4 Mayıs 2011 Çarşamba

Kafasızlığın peşinde: “L'homme sans tête“ üzerine bir kafa yoruş

“Fotoğraf kulübelerindeki yabancının kim olduğunu biliyorum. O bir hayalet. Kimse onu göremez Bay Quincampoix. Sadece fotoğraf filminin hassas yüzeyinde görebilirsiniz onu. Genç bir kız fotoğraf çektirmeye gittiği zaman yavaşça boynuna dokunarak, kulağına eğilir ve "huuu" der. İşte o zaman resmi çekilir Bay Quincampoix!”

Le fabuleux destin d'Amélie Poulain


Bulutların arasından boşluğa bırakılmış bir dolma kalem hızıyla düşmektesiniz. Bulutları ve zeplinleri ardınızda bıraktıktan sonra, bir binanın üst katındaki puslu bir pencere camından içeri giriyorsunuz. Kafasız bir beden, hüzünle puslu pencereden kenti izlemektedir.
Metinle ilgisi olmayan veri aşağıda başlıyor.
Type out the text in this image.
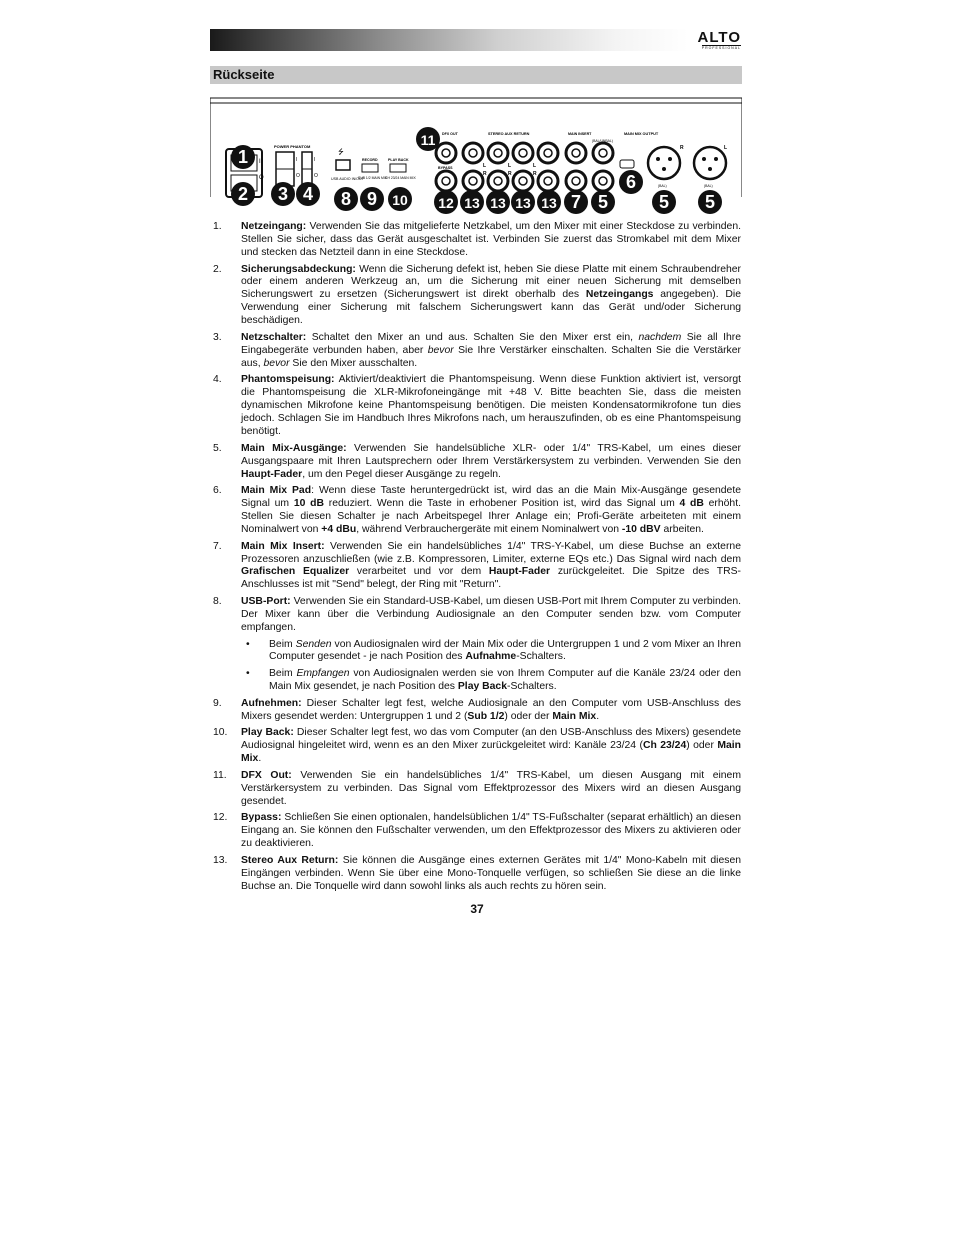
ALTO
PROFESSIONAL
Rückseite
I
O
POWER PHANTOM
I
O
I
O
⭍
USB AUDIO IN/OUT
RECORD
SUB 1/2 MAIN MIX
PLAY BACK
CH 23/24 MAIN MIX
DFX OUT
BYPASS
STEREO AUX RETURN
L	L	L
R	R	R
MAIN INSERT
(BAL/UNBAL)
MAIN MIX OUTPUT
R	L
(BAL)	(BAL)
1
2 3 4 8 9 10
11
12 13 13 13 13 7 5
6
5 5
1. Netzeingang: Verwenden Sie das mitgelieferte Netzkabel, um den Mixer mit einer Steckdose zu verbinden. Stellen Sie sicher, dass das Gerät ausgeschaltet ist. Verbinden Sie zuerst das Stromkabel mit dem Mixer und stecken das Netzteil dann in eine Steckdose.
2. Sicherungsabdeckung: Wenn die Sicherung defekt ist, heben Sie diese Platte mit einem Schraubendreher oder einem anderen Werkzeug an, um die Sicherung mit einer neuen Sicherung mit demselben Sicherungswert zu ersetzen (Sicherungswert ist direkt oberhalb des Netzeingangs angegeben). Die Verwendung einer Sicherung mit falschem Sicherungswert kann das Gerät und/oder Sicherung beschädigen.
3. Netzschalter: Schaltet den Mixer an und aus. Schalten Sie den Mixer erst ein, nachdem Sie all Ihre Eingabegeräte verbunden haben, aber bevor Sie Ihre Verstärker einschalten. Schalten Sie die Verstärker aus, bevor Sie den Mixer ausschalten.
4. Phantomspeisung: Aktiviert/deaktiviert die Phantomspeisung. Wenn diese Funktion aktiviert ist, versorgt die Phantomspeisung die XLR-Mikrofoneingänge mit +48 V. Bitte beachten Sie, dass die meisten dynamischen Mikrofone keine Phantomspeisung benötigen. Die meisten Kondensatormikrofone tun dies jedoch. Schlagen Sie im Handbuch Ihres Mikrofons nach, um herauszufinden, ob es eine Phantomspeisung benötigt.
5. Main Mix-Ausgänge: Verwenden Sie handelsübliche XLR- oder 1/4" TRS-Kabel, um eines dieser Ausgangspaare mit Ihren Lautsprechern oder Ihrem Verstärkersystem zu verbinden. Verwenden Sie den Haupt-Fader, um den Pegel dieser Ausgänge zu regeln.
6. Main Mix Pad: Wenn diese Taste heruntergedrückt ist, wird das an die Main Mix-Ausgänge gesendete Signal um 10 dB reduziert. Wenn die Taste in erhobener Position ist, wird das Signal um 4 dB erhöht. Stellen Sie diesen Schalter je nach Arbeitspegel Ihrer Anlage ein; Profi-Geräte arbeiteten mit einem Nominalwert von +4 dBu, während Verbrauchergeräte mit einem Nominalwert von -10 dBV arbeiten.
7. Main Mix Insert: Verwenden Sie ein handelsübliches 1/4" TRS-Y-Kabel, um diese Buchse an externe Prozessoren anzuschließen (wie z.B. Kompressoren, Limiter, externe EQs etc.) Das Signal wird nach dem Grafischen Equalizer verarbeitet und vor dem Haupt-Fader zurückgeleitet. Die Spitze des TRS-Anschlusses ist mit "Send" belegt, der Ring mit "Return".
8. USB-Port: Verwenden Sie ein Standard-USB-Kabel, um diesen USB-Port mit Ihrem Computer zu verbinden. Der Mixer kann über die Verbindung Audiosignale an den Computer senden bzw. vom Computer empfangen.
• Beim Senden von Audiosignalen wird der Main Mix oder die Untergruppen 1 und 2 vom Mixer an Ihren Computer gesendet - je nach Position des Aufnahme-Schalters.
• Beim Empfangen von Audiosignalen werden sie von Ihrem Computer auf die Kanäle 23/24 oder den Main Mix gesendet, je nach Position des Play Back-Schalters.
9. Aufnehmen: Dieser Schalter legt fest, welche Audiosignale an den Computer vom USB-Anschluss des Mixers gesendet werden: Untergruppen 1 und 2 (Sub 1/2) oder der Main Mix.
10. Play Back: Dieser Schalter legt fest, wo das vom Computer (an den USB-Anschluss des Mixers) gesendete Audiosignal hingeleitet wird, wenn es an den Mixer zurückgeleitet wird: Kanäle 23/24 (Ch 23/24) oder Main Mix.
11. DFX Out: Verwenden Sie ein handelsübliches 1/4" TRS-Kabel, um diesen Ausgang mit einem Verstärkersystem zu verbinden. Das Signal vom Effektprozessor des Mixers wird an diesen Ausgang gesendet.
12. Bypass: Schließen Sie einen optionalen, handelsüblichen 1/4" TS-Fußschalter (separat erhältlich) an diesen Eingang an. Sie können den Fußschalter verwenden, um den Effektprozessor des Mixers zu aktivieren oder zu deaktivieren.
13. Stereo Aux Return: Sie können die Ausgänge eines externen Gerätes mit 1/4" Mono-Kabeln mit diesen Eingängen verbinden. Wenn Sie über eine Mono-Tonquelle verfügen, so schließen Sie diese an die linke Buchse an. Die Tonquelle wird dann sowohl links als auch rechts zu hören sein.
37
Bir hüzün var olduğu için ortada bir özne söz konusu. Öznemizin kafasız oluşunu yadırgasak da, onun o insancıl yanı nedeniyle bunu takıntı yapmıyoruz.

Bu noktada Pelin Aytemiz'e ait “Juan Solanas’ın Kafası Olmayan Adamı: Bay Phleps’in Bedeni Üzerine Bir İnceleme” adlı makalesinde tam isabetle belirtildiği gibi, olay daha şimdiden fazlasıyla Rene Margritte’leşmekte. Ressam Margritte, gerçeküstücülük akımının önemli temsilcilerinden. Gerçeküstücülükse, kısaca (ve kabaca) dadacılığın irrasyonel ve yıkıcı arayışlarını sadakatle taşıyan, mantık-ahlak-estetik yargıların eline geçmeden “sanatı” bilinçaltından dünyaya kaçırmaya çabalayan bir sanat akımı. Bilinçaltı söz konusu olduğu için Freud’dan oldukça etkilenmiş olması da kaçınılmaz oluyor…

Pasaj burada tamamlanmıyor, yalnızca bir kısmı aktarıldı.